Accatastare

Accatastare

Nel decreto festivo è previsto uno sgravio fiscale (il cuneo) fatto in deficit. Sgravare a debito è come la droga: dà assuefazione, tolleranza ed è mortale. Non è di destra o di sinistra, è condiviso spendarolismo.

La materia fiscale ha molte tecnicalità, ma è un errore credere che sia pane per i soli denti dei commercialisti. Una delle conseguenze di un sistema infernalmente complicato è far perdere di vista il suo significato. Stabilire a chi, per cosa e quanto togliere, per poi decidere a chi, per cosa e quanto dare, è materia eminentemente politica e risponde all’idea che ciascuno ha di equità. Proporre meno tasse senza aggiungere quali spese tagliare è un raggiro. Abitudine diffusissima.

Maggiori sono le spese, maggiore è il debito che si accumula e maggiore sarà il prelievo fiscale. Pochi italiani (non a torto) hanno creduto alla spending review, ma senza quella la diminuzione della pressione fiscale è una bubbola. Con l’aggravante che il prelievo percentuale sul Pil è molto alto, ma altissimo per chi paga veramente. Si usino le banche dati, incrociandole e favorendo i pagamenti elettronici. Ostacolarli fu uno dei primi errori di questo governo. Non servono anatemi contro il contante, basta agevolare. Nell’incrocio dei dati deve essere assicurata la riservatezza delle faccende private. I soldi miei li spendo dove mi pare. Ma se la presunta privacy impedisce l’incrocio, quello non è un favore a chi vuole farsi gli affari propri ma a chi vuole che i propri li paghino gli altri, agli evasori.

Tassiamo troppo i redditi da lavoro. Per incentivare assunzioni e regolarizzazioni introduciamo sgravi che poi divengono a loro volta distorsivi, modellando il mercato a una convenienza che non è quella produttiva. Per questo il sistema fiscale non si riforma a spizzichi e bocconi, ma in modo coerente e complessivo. Tassiamo poco il patrimonio. Se lecitamente accumulato è frutto di guadagni sui quali sono già state pagate le tasse, ma si giova anche della spesa pubblica: una casa senza fogne perde valore. Basta dire “patrimonio” che già parte l’urlo «Patrimoniale!», ma sbaglia sia chi la demonizza sia chi la adora. La casa del nonno era una e si stava in sette fratelli; quelle del padre erano due e in famiglia quattro in tutto; il figlio ne ha ereditate tre e messo al mondo un solo nipote; il quale vive altrove, in affitto, ma è una piccola potenza immobiliare. In questo modo il patrimonio immobiliare si depaupera e a tutelarlo non serve dire che puoi avere il riscaldamento a carbone. Per valorizzare il patrimonio si deve conoscerlo: serve la revisione del catasto.
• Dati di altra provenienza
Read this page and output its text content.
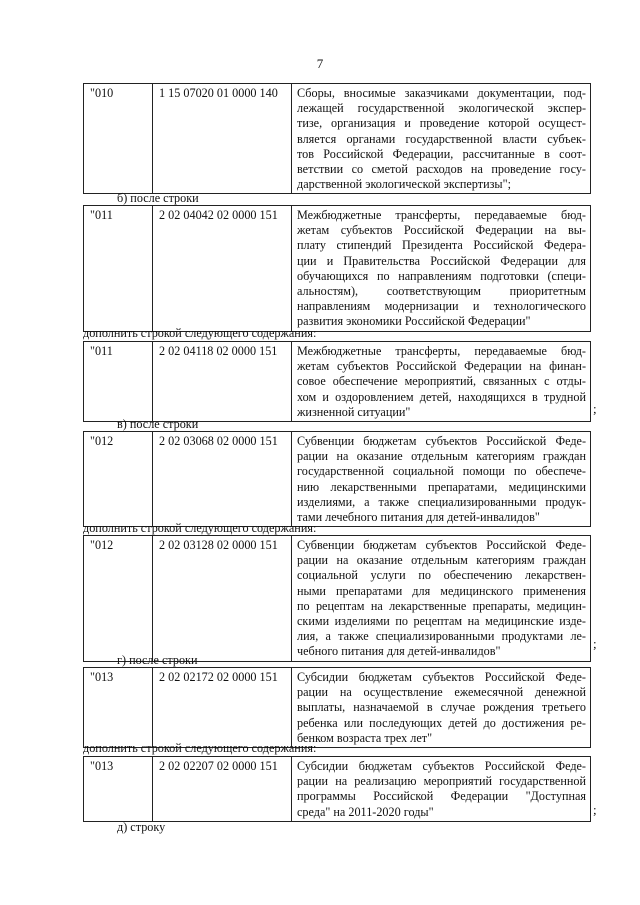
7
"010	1 15 07020 01 0000 140	Сборы, вносимые заказчиками документации, под-
лежащей государственной экологической экспер-
тизе, организация и проведение которой осущест-
вляется органами государственной власти субъек-
тов Российской Федерации, рассчитанные в соот-
ветствии со сметой расходов на проведение госу-
дарственной экологической экспертизы";
б) после строки
"011	2 02 04042 02 0000 151	Межбюджетные трансферты, передаваемые бюд-
жетам субъектов Российской Федерации на вы-
плату стипендий Президента Российской Федера-
ции и Правительства Российской Федерации для
обучающихся по направлениям подготовки (специ-
альностям), соответствующим приоритетным
направлениям модернизации и технологического
развития экономики Российской Федерации"
дополнить строкой следующего содержания:
"011	2 02 04118 02 0000 151	Межбюджетные трансферты, передаваемые бюд-
жетам субъектов Российской Федерации на финан-
совое обеспечение мероприятий, связанных с отды-
хом и оздоровлением детей, находящихся в трудной
жизненной ситуации"	;
в) после строки
"012	2 02 03068 02 0000 151	Субвенции бюджетам субъектов Российской Феде-
рации на оказание отдельным категориям граждан
государственной социальной помощи по обеспече-
нию лекарственными препаратами, медицинскими
изделиями, а также специализированными продук-
тами лечебного питания для детей-инвалидов"
дополнить строкой следующего содержания:
"012	2 02 03128 02 0000 151	Субвенции бюджетам субъектов Российской Феде-
рации на оказание отдельным категориям граждан
социальной услуги по обеспечению лекарствен-
ными препаратами для медицинского применения
по рецептам на лекарственные препараты, медицин-
скими изделиями по рецептам на медицинские изде-
лия, а также специализированными продуктами ле-
чебного питания для детей-инвалидов"
;
г) после строки
"013	2 02 02172 02 0000 151	Субсидии бюджетам субъектов Российской Феде-
рации на осуществление ежемесячной денежной
выплаты, назначаемой в случае рождения третьего
ребенка или последующих детей до достижения ре-
бенком возраста трех лет"
дополнить строкой следующего содержания:
"013	2 02 02207 02 0000 151	Субсидии бюджетам субъектов Российской Феде-
рации на реализацию мероприятий государственной
программы Российской Федерации "Доступная
среда" на 2011-2020 годы"	;
д) строку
Nel 2013 il governo Monti la propose al Parlamento. Fu poi approvata nella legislatura successiva, ma il governo (Renzi) lasciò cadere la delega. Altri dieci anni buttati. Per favorire non i proprietari di casa, in un Paese in cui lo siamo quasi tutti, ma quelli che la casa manco l’hanno accatastata, gli evasori totali e i facoltosi che hanno trasformato in regge (bravi) i palazzetti dei centri storici. S’è fregato il ceto medio che ha comprato casa nuova fuori dal centro, visto che sembrano più ricchi di quelli con l’altana sulla piazza centrale. Lo stesso ceto medio che genera la gran parte del gettito da tassazione sui redditi.

Ci vuole scienza, per occuparsi di fisco, ma serve anche coscienza. A pagare non è il lavoro ma i lavoratori, non è il patrimonio ma i cittadini con un patrimonio. Perlopiù le stesse persone. A quelli che pagano la politica multicolore propone di continuo esenzioni e detrazioni per ingraziarseli – in questo modo accatastando un sistema pazzotico in cui si può essere guidati solo da un buon commercialista – oppure sgravi in deficit, vale a dire tasse future. A quelli che non pagano si offrono due diversi prodotti: da destra, la difesa dalla “persecuzione”; da sinistra, il conforto che i “veri evasori” sono gli altri. E la giostra riparte, con la giugulare della spesa corrente improduttiva aperta e la rivolta fiscale sopita dalle scappatoie.